After Transplanting Tobacco, Use that Great Soil to Grow Vegetables, 1944

"Tobacco Beds Grow Gardens,” by F.H. Jeter, Extension Editor at N.C. State College, Raleigh, in the April 1944 issue of The Southern Planter

There is a certain ghostlike quality about a tobacco plant bed, especially in the late winter before the trees become fully leaved. Usually this bed is located in a sheltered, well-drained, fertile spot where no crop has been planted before. The owner works the soil until it is in excellent condition and he fertilizes it at the rate of about five tons of high grade fertilizer per acre. Sometimes he uses manure along with the fertilizer. When the tobacco plants have been grown and transplanted from this fertile spot, it is almost always permitted to grow up in rank weeds which produce seed to further infest the farm.

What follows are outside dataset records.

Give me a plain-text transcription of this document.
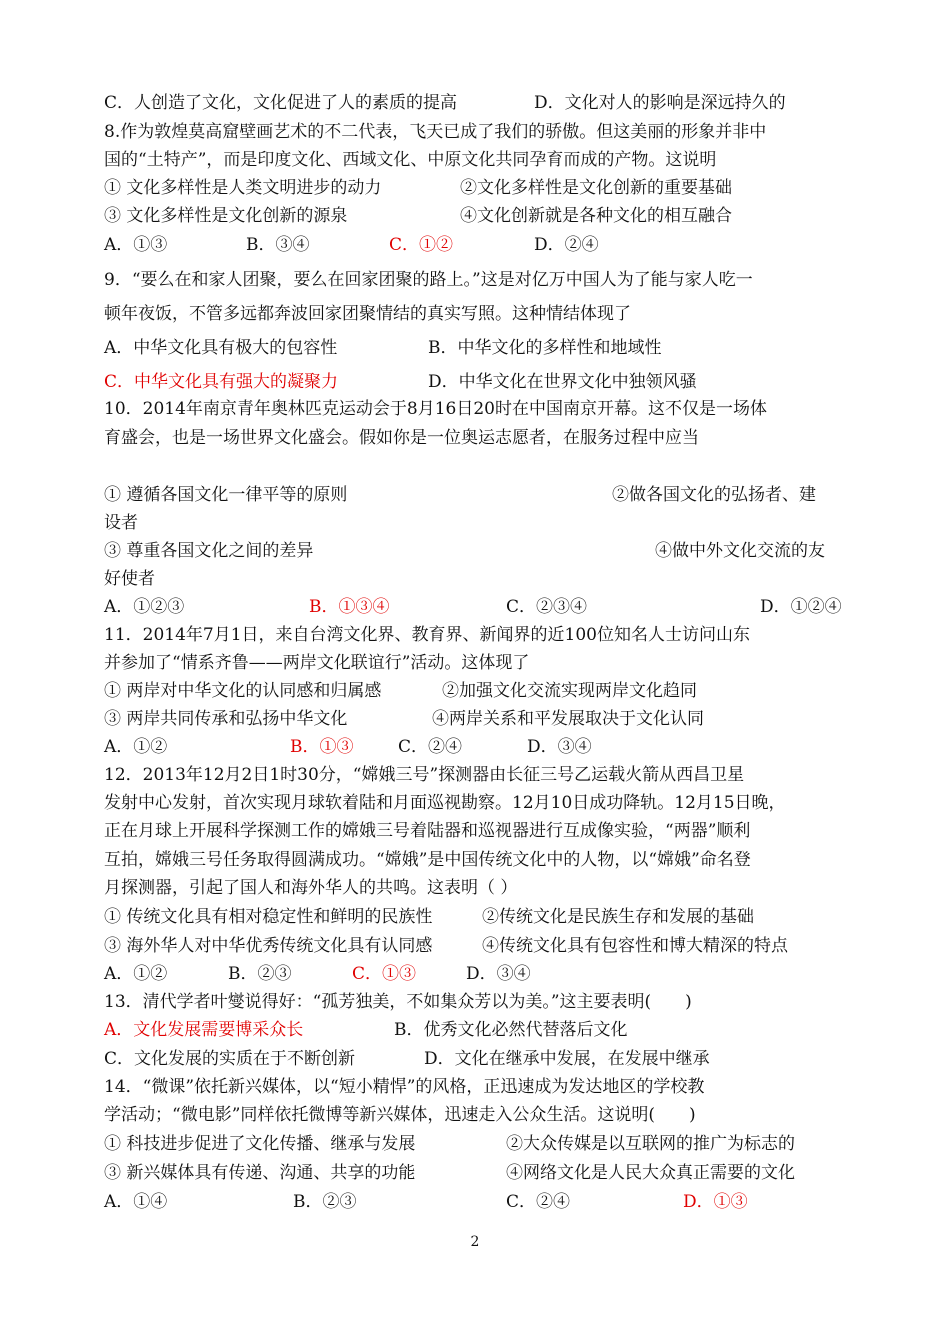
C．人创造了文化，文化促进了人的素质的提高	D．文化对人的影响是深远持久的
8.作为敦煌莫高窟壁画艺术的不二代表，飞天已成了我们的骄傲。但这美丽的形象并非中
国的“土特产”，而是印度文化、西域文化、中原文化共同孕育而成的产物。这说明
① 文化多样性是人类文明进步的动力	②文化多样性是文化创新的重要基础
③ 文化多样性是文化创新的源泉	④文化创新就是各种文化的相互融合
A．①③	B．③④	C．①②	D．②④
9．“要么在和家人团聚，要么在回家团聚的路上。”这是对亿万中国人为了能与家人吃一
顿年夜饭，不管多远都奔波回家团聚情结的真实写照。这种情结体现了
A．中华文化具有极大的包容性	B．中华文化的多样性和地域性
C．中华文化具有强大的凝聚力	D．中华文化在世界文化中独领风骚
10．2014年南京青年奥林匹克运动会于8月16日20时在中国南京开幕。这不仅是一场体
育盛会，也是一场世界文化盛会。假如你是一位奥运志愿者，在服务过程中应当
① 遵循各国文化一律平等的原则	②做各国文化的弘扬者、建
设者
③ 尊重各国文化之间的差异	④做中外文化交流的友
好使者
A．①②③	B．①③④	C．②③④	D．①②④
11．2014年7月1日，来自台湾文化界、教育界、新闻界的近100位知名人士访问山东
并参加了“情系齐鲁——两岸文化联谊行”活动。这体现了
① 两岸对中华文化的认同感和归属感	②加强文化交流实现两岸文化趋同
③ 两岸共同传承和弘扬中华文化	④两岸关系和平发展取决于文化认同
A．①②	B．①③	C．②④	D．③④
12．2013年12月2日1时30分，“嫦娥三号”探测器由长征三号乙运载火箭从西昌卫星
发射中心发射，首次实现月球软着陆和月面巡视勘察。12月10日成功降轨。12月15日晚，
正在月球上开展科学探测工作的嫦娥三号着陆器和巡视器进行互成像实验，“两器”顺利
互拍，嫦娥三号任务取得圆满成功。“嫦娥”是中国传统文化中的人物，以“嫦娥”命名登
月探测器，引起了国人和海外华人的共鸣。这表明（ ）
① 传统文化具有相对稳定性和鲜明的民族性	②传统文化是民族生存和发展的基础
③ 海外华人对中华优秀传统文化具有认同感	④传统文化具有包容性和博大精深的特点
A．①②	B．②③	C．①③	D．③④
13．清代学者叶燮说得好：“孤芳独美，不如集众芳以为美。”这主要表明(　　)
A．文化发展需要博采众长	B．优秀文化必然代替落后文化
C．文化发展的实质在于不断创新	D．文化在继承中发展，在发展中继承
14．“微课”依托新兴媒体，以“短小精悍”的风格，正迅速成为发达地区的学校教
学活动；“微电影”同样依托微博等新兴媒体，迅速走入公众生活。这说明(　　)
① 科技进步促进了文化传播、继承与发展	②大众传媒是以互联网的推广为标志的
③ 新兴媒体具有传递、沟通、共享的功能	④网络文化是人民大众真正需要的文化
A．①④	B．②③	C．②④	D．①③
2
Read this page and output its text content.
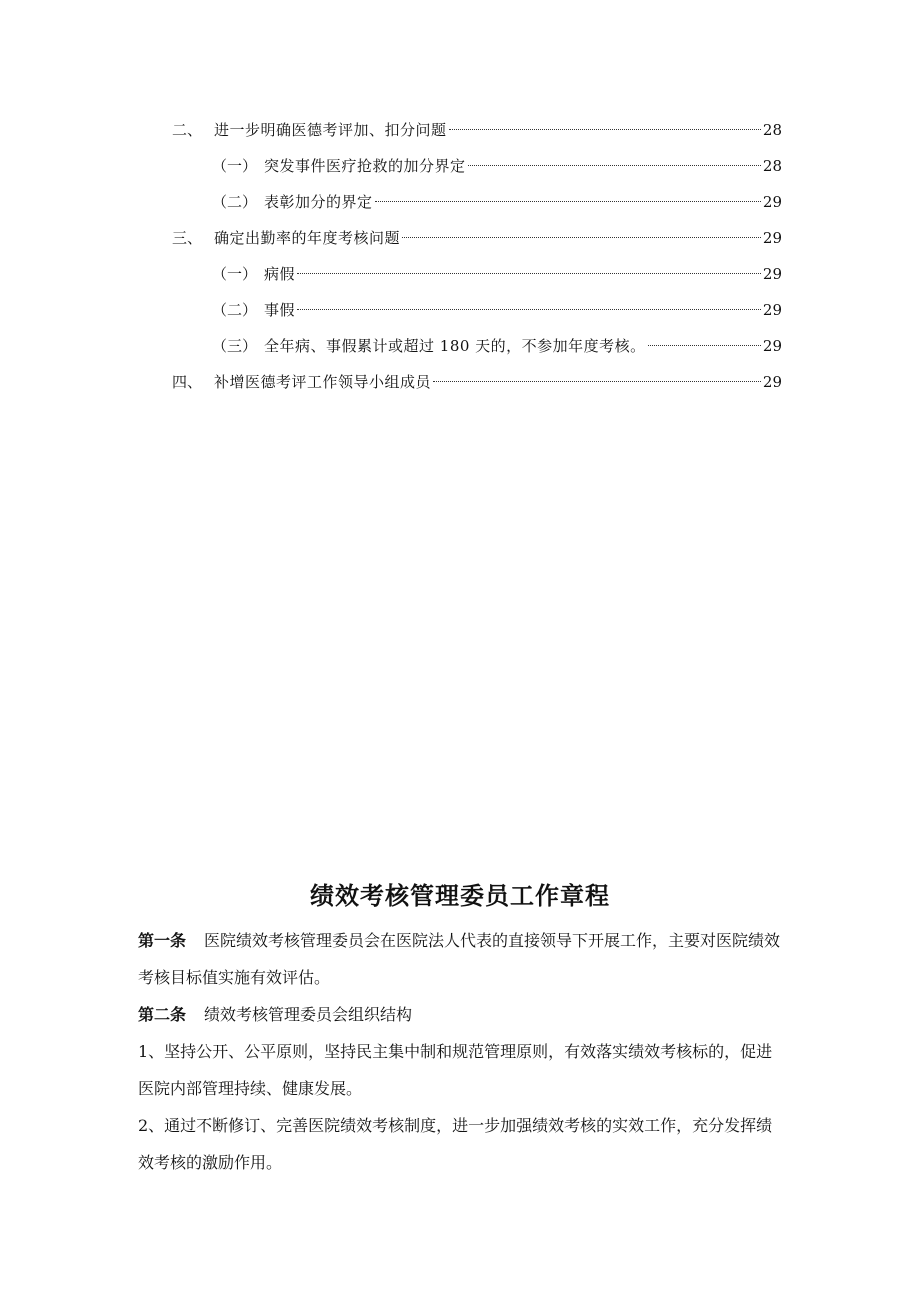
二、 进一步明确医德考评加、扣分问题	28
（一） 突发事件医疗抢救的加分界定	28
（二） 表彰加分的界定	29
三、 确定出勤率的年度考核问题	29
（一） 病假	29
（二） 事假	29
（三） 全年病、事假累计或超过 180 天的，不参加年度考核。	29
四、 补增医德考评工作领导小组成员	29
绩效考核管理委员工作章程

第一条 医院绩效考核管理委员会在医院法人代表的直接领导下开展工作，主要对医院绩效考核目标值实施有效评估。

第二条 绩效考核管理委员会组织结构

1、坚持公开、公平原则，坚持民主集中制和规范管理原则，有效落实绩效考核标的，促进医院内部管理持续、健康发展。

2、通过不断修订、完善医院绩效考核制度，进一步加强绩效考核的实效工作，充分发挥绩效考核的激励作用。
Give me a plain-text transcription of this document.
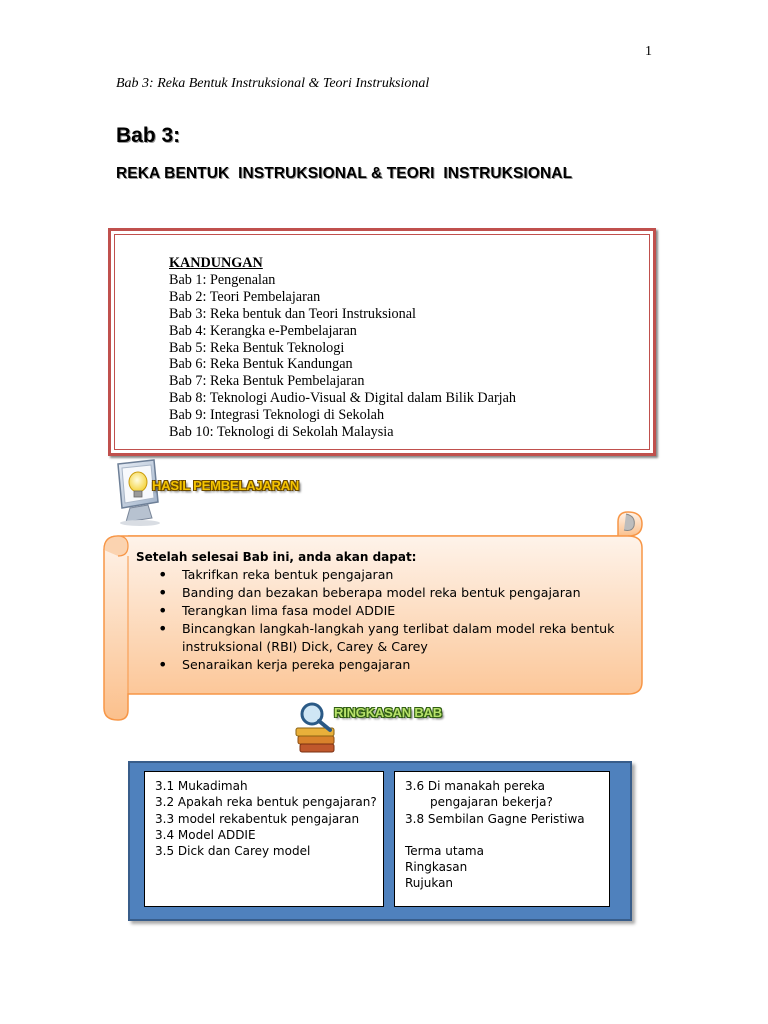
1
Bab 3: Reka Bentuk Instruksional & Teori Instruksional
Bab 3:
REKA BENTUK  INSTRUKSIONAL & TEORI  INSTRUKSIONAL
KANDUNGAN
Bab 1: Pengenalan
Bab 2: Teori Pembelajaran
Bab 3: Reka bentuk dan Teori Instruksional
Bab 4: Kerangka e-Pembelajaran
Bab 5: Reka Bentuk Teknologi
Bab 6: Reka Bentuk Kandungan
Bab 7: Reka Bentuk Pembelajaran
Bab 8: Teknologi Audio-Visual & Digital dalam Bilik Darjah
Bab 9: Integrasi Teknologi di Sekolah
Bab 10: Teknologi di Sekolah Malaysia
HASIL PEMBELAJARAN
Setelah selesai Bab ini, anda akan dapat:
• Takrifkan reka bentuk pengajaran
• Banding dan bezakan beberapa model reka bentuk pengajaran
• Terangkan lima fasa model ADDIE
• Bincangkan langkah-langkah yang terlibat dalam model reka bentuk instruksional (RBI) Dick, Carey & Carey
• Senaraikan kerja pereka pengajaran
RINGKASAN BAB
3.1 Mukadimah
3.2 Apakah reka bentuk pengajaran?
3.3 model rekabentuk pengajaran
3.4 Model ADDIE
3.5 Dick dan Carey model
3.6 Di manakah pereka
pengajaran bekerja?
3.8 Sembilan Gagne Peristiwa
Terma utama
Ringkasan
Rujukan
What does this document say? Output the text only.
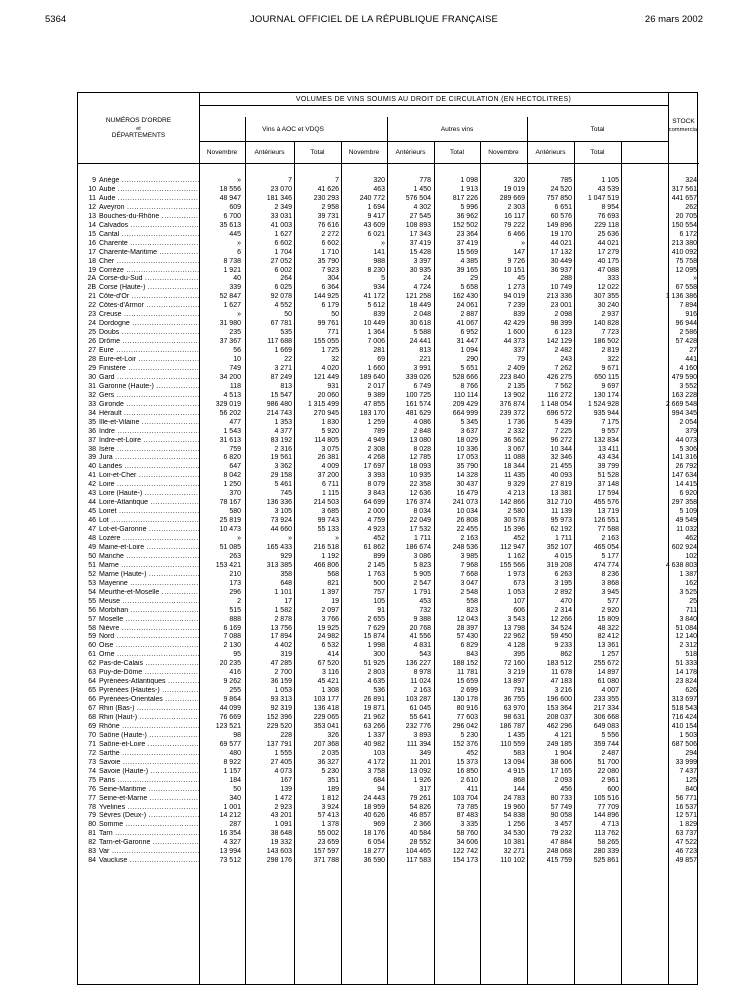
5364	JOURNAL OFFICIEL DE LA RÉPUBLIQUE FRANÇAISE	26 mars 2002
VOLUMES DE VINS SOUMIS AU DROIT DE CIRCULATION (EN HECTOLITRES)
NUMÉROS D'ORDRE
et
DÉPARTEMENTS
Vins à AOC et VDQS	Autres vins	Total
STOCK
commercial
Novembre	Antérieurs	Total	Novembre	Antérieurs	Total	Novembre	Antérieurs	Total
9 Ariège .....	»	7	7	320	778	1 098	320	785	1 105	324
10 Aube .....	18 556	23 070	41 626	463	1 450	1 913	19 019	24 520	43 539	317 561
11 Aude .....	48 947	181 346	230 293	240 772	576 504	817 226	289 669	757 850	1 047 519	441 657
12 Aveyron .....	609	2 349	2 958	1 694	4 302	5 996	2 303	6 651	8 954	262
13 Bouches-du-Rhône .....	6 700	33 031	39 731	9 417	27 545	36 962	16 117	60 576	76 693	20 705
14 Calvados .....	35 613	41 003	76 616	43 609	108 893	152 502	79 222	149 896	229 118	150 554
15 Cantal .....	445	1 627	2 272	6 021	17 343	23 364	6 466	19 170	25 636	6 172
16 Charente .....	»	6 602	6 602	»	37 419	37 419	»	44 021	44 021	213 380
17 Charente-Maritime .....	6	1 704	1 710	141	15 428	15 569	147	17 132	17 279	410 092
18 Cher .....	8 738	27 052	35 790	988	3 397	4 385	9 726	30 449	40 175	75 758
19 Corrèze .....	1 921	6 002	7 923	8 230	30 935	39 165	10 151	36 937	47 088	12 095
2A Corse-du-Sud .....	40	264	304	5	24	29	45	288	333	»
2B Corse (Haute-) .....	339	6 025	6 364	934	4 724	5 658	1 273	10 749	12 022	67 558
21 Côte-d'Or .....	52 847	92 078	144 925	41 172	121 258	162 430	94 019	213 336	307 355	1 136 386
22 Côtes-d'Armor .....	1 627	4 552	6 179	5 612	18 449	24 061	7 239	23 001	30 240	7 894
23 Creuse .....	»	50	50	839	2 048	2 887	839	2 098	2 937	916
24 Dordogne .....	31 980	67 781	99 761	10 449	30 618	41 067	42 429	98 399	140 828	96 944
25 Doubs .....	235	535	771	1 364	5 588	6 952	1 600	6 123	7 723	2 586
26 Drôme .....	37 367	117 688	155 055	7 006	24 441	31 447	44 373	142 129	186 502	57 428
27 Eure .....	56	1 669	1 725	281	813	1 094	337	2 482	2 819	27
28 Eure-et-Loir .....	10	22	32	69	221	290	79	243	322	441
29 Finistère .....	749	3 271	4 020	1 660	3 991	5 651	2 409	7 262	9 671	4 160
30 Gard .....	34 200	87 249	121 449	189 640	339 026	528 666	223 840	426 275	650 115	479 590
31 Garonne (Haute-) .....	118	813	931	2 017	6 749	8 766	2 135	7 562	9 697	3 552
32 Gers .....	4 513	15 547	20 060	9 389	100 725	110 114	13 902	116 272	130 174	163 228
33 Gironde .....	329 019	986 480	1 315 499	47 855	161 574	209 429	376 874	1 148 054	1 524 928	2 669 548
34 Hérault .....	56 202	214 743	270 945	183 170	481 629	664 999	239 372	696 572	935 944	994 345
35 Ille-et-Vilaine .....	477	1 353	1 830	1 259	4 086	5 345	1 736	5 439	7 175	2 054
36 Indre .....	1 543	4 377	5 920	789	2 848	3 637	2 332	7 225	9 557	379
37 Indre-et-Loire .....	31 613	83 192	114 805	4 949	13 080	18 029	36 562	96 272	132 834	44 073
38 Isère .....	759	2 316	3 075	2 308	8 028	10 336	3 067	10 344	13 411	5 306
39 Jura .....	6 820	19 561	26 381	4 268	12 785	17 053	11 088	32 346	43 434	141 316
40 Landes .....	647	3 362	4 009	17 697	18 093	35 790	18 344	21 455	39 799	26 792
41 Loir-et-Cher .....	8 042	29 158	37 200	3 393	10 935	14 328	11 435	40 093	51 528	147 634
42 Loire .....	1 250	5 461	6 711	8 079	22 358	30 437	9 329	27 819	37 148	14 415
43 Loire (Haute-) .....	370	745	1 115	3 843	12 636	16 479	4 213	13 381	17 594	6 920
44 Loire-Atlantique .....	78 167	136 336	214 503	64 699	176 374	241 073	142 866	312 710	455 576	297 358
45 Loiret .....	580	3 105	3 685	2 000	8 034	10 034	2 580	11 139	13 719	5 109
46 Lot .....	25 819	73 924	99 743	4 759	22 049	26 808	30 578	95 973	126 551	49 549
47 Lot-et-Garonne .....	10 473	44 660	55 133	4 923	17 532	22 455	15 396	62 192	77 588	11 032
48 Lozère .....	»	»	»	452	1 711	2 163	452	1 711	2 163	462
49 Maine-et-Loire .....	51 085	165 433	216 518	61 862	186 674	248 536	112 947	352 107	465 054	602 924
50 Manche .....	263	929	1 192	899	3 086	3 985	1 162	4 015	5 177	102
51 Marne .....	153 421	313 385	466 806	2 145	5 823	7 968	155 566	319 208	474 774	4 638 803
52 Marne (Haute-) .....	210	358	568	1 763	5 905	7 668	1 973	6 263	8 236	1 387
53 Mayenne .....	173	648	821	500	2 547	3 047	673	3 195	3 868	162
54 Meurthe-et-Moselle .....	296	1 101	1 397	757	1 791	2 548	1 053	2 892	3 945	3 525
55 Meuse .....	2	17	19	105	453	558	107	470	577	25
56 Morbihan .....	515	1 582	2 097	91	732	823	606	2 314	2 920	711
57 Moselle .....	888	2 878	3 766	2 655	9 388	12 043	3 543	12 266	15 809	3 840
58 Nièvre .....	6 169	13 756	19 925	7 629	20 768	28 397	13 798	34 524	48 322	51 084
59 Nord .....	7 088	17 894	24 982	15 874	41 556	57 430	22 962	59 450	82 412	12 140
60 Oise .....	2 130	4 402	6 532	1 998	4 831	6 829	4 128	9 233	13 361	2 312
61 Orne .....	95	319	414	300	543	843	395	862	1 257	518
62 Pas-de-Calais .....	20 235	47 285	67 520	51 925	136 227	188 152	72 160	183 512	255 672	51 333
63 Puy-de-Dôme .....	416	2 700	3 116	2 803	8 978	11 781	3 219	11 678	14 897	14 178
64 Pyrénées-Atlantiques .....	9 262	36 159	45 421	4 635	11 024	15 659	13 897	47 183	61 080	23 824
65 Pyrénées (Hautes-) .....	255	1 053	1 308	536	2 163	2 699	791	3 216	4 007	626
66 Pyrénées-Orientales .....	9 864	93 313	103 177	26 891	103 287	130 178	36 755	196 600	233 355	313 697
67 Rhin (Bas-) .....	44 099	92 319	136 418	19 871	61 045	80 916	63 970	153 364	217 334	518 543
68 Rhin (Haut-) .....	76 669	152 396	229 065	21 962	55 641	77 603	98 631	208 037	306 668	716 424
69 Rhône .....	123 521	229 520	353 041	63 266	232 776	296 042	186 787	462 296	649 083	410 154
70 Saône (Haute-) .....	98	228	326	1 337	3 893	5 230	1 435	4 121	5 556	1 503
71 Saône-et-Loire .....	69 577	137 791	207 368	40 982	111 394	152 376	110 559	249 185	359 744	687 506
72 Sarthe .....	480	1 555	2 035	103	349	452	583	1 904	2 487	294
73 Savoie .....	8 922	27 405	36 327	4 172	11 201	15 373	13 094	38 606	51 700	33 999
74 Savoie (Haute-) .....	1 157	4 073	5 230	3 758	13 092	16 850	4 915	17 165	22 080	7 437
75 Paris .....	184	167	351	684	1 926	2 610	868	2 093	2 961	125
76 Seine-Maritime .....	50	139	189	94	317	411	144	456	600	840
77 Seine-et-Marne .....	340	1 472	1 812	24 443	79 261	103 704	24 783	80 733	105 516	56 771
78 Yvelines .....	1 001	2 923	3 924	18 959	54 826	73 785	19 960	57 749	77 709	16 537
79 Sèvres (Deux-) .....	14 212	43 201	57 413	40 626	46 857	87 483	54 838	90 058	144 896	12 571
80 Somme .....	287	1 091	1 378	969	2 366	3 335	1 256	3 457	4 713	1 829
81 Tarn .....	16 354	38 648	55 002	18 176	40 584	58 760	34 530	79 232	113 762	63 737
82 Tarn-et-Garonne .....	4 327	19 332	23 659	6 054	28 552	34 606	10 381	47 884	58 265	47 522
83 Var .....	13 994	143 603	157 597	18 277	104 465	122 742	32 271	248 068	280 339	46 723
84 Vaucluse .....	73 512	298 176	371 788	36 590	117 583	154 173	110 102	415 759	525 861	49 857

But not this year, if Johnny Lassiter, garden specialist for the Extension Service, has his way. Johnny says that each of the 700,000 acres of tobacco planted in the State requires 80 square yards of plant bed and this provides 11,550 acres of the best and most highly fertilized acres in the State available for growing vegetables. Added to this advantage is the fact that these spots are in protected places which means that the vegetables can be grown after the hot sun of mid-summer has blasted farm gardens in the more open and exposed places.